Within minutes Jared responded: "That stone house is the house I grew up in. That's our old homestead."

Chills came over me; how very ironic that the one picturesque ranch scene I sent to him was the very ground on which he was raised. Life is funny. 

At The Grizzly Bear, a fantastic steakhouse in Roscoe, Montana, we met Vince who helped us plan our route for the next day. Vince, who was working at the steakhouse as his "last hooray" before finishing school, suggested we travel to Cook City, MT - which lead us through the Beartooth Pass adventure. Vince was so intrigued by our Wild West Adventure (and stories of shoddy motels and mace guns) he bought us wine as we mingled with the (5) locals. 



Ronnie's advice to us: "First. Be careful. I guess second would be this place is changing fast. Bozeman is growing too fast and you girls just need to enjoy this Montana country while it's still here." 


On our way out of the Beartooth Pass we came across LaDonna who works construction, currently on a road widening project in the pass. She seemed like she had a long day (and we sat there with her for thirty minutes before she flipped her sign and let us through), so we gave her string cheese, granola bars and pistachio nuts to get her through the rest of the day. LaDonna grew up in Wyoming and depends on her mom and sister to care for her two daughters while she's gone for months on end on construction projects. 

As I wrap up the stories and moments captured during our Wild West Adventure, I do a few things....

I count my blessings for the opportunity to pack up and travel the open road for five days before I start another adventure professionally. 

I realize how lucky I am to be able to really live this life. We only have one. 

I thank God that we made it home safely. 

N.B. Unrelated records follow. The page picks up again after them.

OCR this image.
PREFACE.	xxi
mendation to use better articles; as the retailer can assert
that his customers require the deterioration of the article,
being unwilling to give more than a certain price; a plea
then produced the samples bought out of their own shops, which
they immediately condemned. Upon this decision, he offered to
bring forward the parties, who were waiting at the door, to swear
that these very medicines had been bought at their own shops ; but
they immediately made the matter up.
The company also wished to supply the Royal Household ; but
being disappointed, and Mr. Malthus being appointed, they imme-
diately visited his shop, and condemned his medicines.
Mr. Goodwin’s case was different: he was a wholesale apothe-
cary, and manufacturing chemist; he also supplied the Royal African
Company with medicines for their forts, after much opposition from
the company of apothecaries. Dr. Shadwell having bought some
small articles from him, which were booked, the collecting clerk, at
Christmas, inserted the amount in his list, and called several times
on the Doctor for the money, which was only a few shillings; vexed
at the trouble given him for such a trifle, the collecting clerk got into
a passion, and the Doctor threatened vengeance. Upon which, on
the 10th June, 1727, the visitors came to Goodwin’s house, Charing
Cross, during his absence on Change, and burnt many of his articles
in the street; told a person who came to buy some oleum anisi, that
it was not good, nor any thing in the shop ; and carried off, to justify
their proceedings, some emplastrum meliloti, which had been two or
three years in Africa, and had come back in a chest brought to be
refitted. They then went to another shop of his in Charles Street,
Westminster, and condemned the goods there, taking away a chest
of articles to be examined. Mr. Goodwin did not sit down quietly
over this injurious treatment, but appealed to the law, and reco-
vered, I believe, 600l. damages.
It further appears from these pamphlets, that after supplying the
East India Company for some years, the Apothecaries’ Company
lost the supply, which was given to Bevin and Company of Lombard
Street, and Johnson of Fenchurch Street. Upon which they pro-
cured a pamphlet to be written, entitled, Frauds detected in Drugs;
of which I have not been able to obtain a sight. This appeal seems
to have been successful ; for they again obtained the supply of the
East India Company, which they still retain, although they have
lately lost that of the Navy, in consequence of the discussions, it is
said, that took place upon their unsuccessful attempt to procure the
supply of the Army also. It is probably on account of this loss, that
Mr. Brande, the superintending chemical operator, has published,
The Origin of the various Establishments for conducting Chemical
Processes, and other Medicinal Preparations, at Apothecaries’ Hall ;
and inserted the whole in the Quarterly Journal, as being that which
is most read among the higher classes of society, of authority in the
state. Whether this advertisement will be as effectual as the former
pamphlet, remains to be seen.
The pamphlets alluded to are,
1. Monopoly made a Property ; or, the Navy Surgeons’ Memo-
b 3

And I once again I go back to the Robert Frost poem, The Road Not Taken
Two roads diverged in a yellow wood,
And sorry I could not travel both
And be one traveler, long I stood
And looked down one as far as I could
To where it bent in the undergrowth;        5
Then took the other, as just as fair,
And having perhaps the better claim,
Because it was grassy and wanted wear;
Though as for that the passing there
Had worn them really about the same,        10
And both that morning equally lay
In leaves no step had trodden black.
Oh, I kept the first for another day!
Yet knowing how way leads on to way,
I doubted if I should ever come back.        15
I shall be telling this with a sigh
Somewhere ages and ages hence:
Two roads diverged in a wood, and I—
I took the one less traveled by,
And that has made all the difference.

Thanks for being a part of our journey!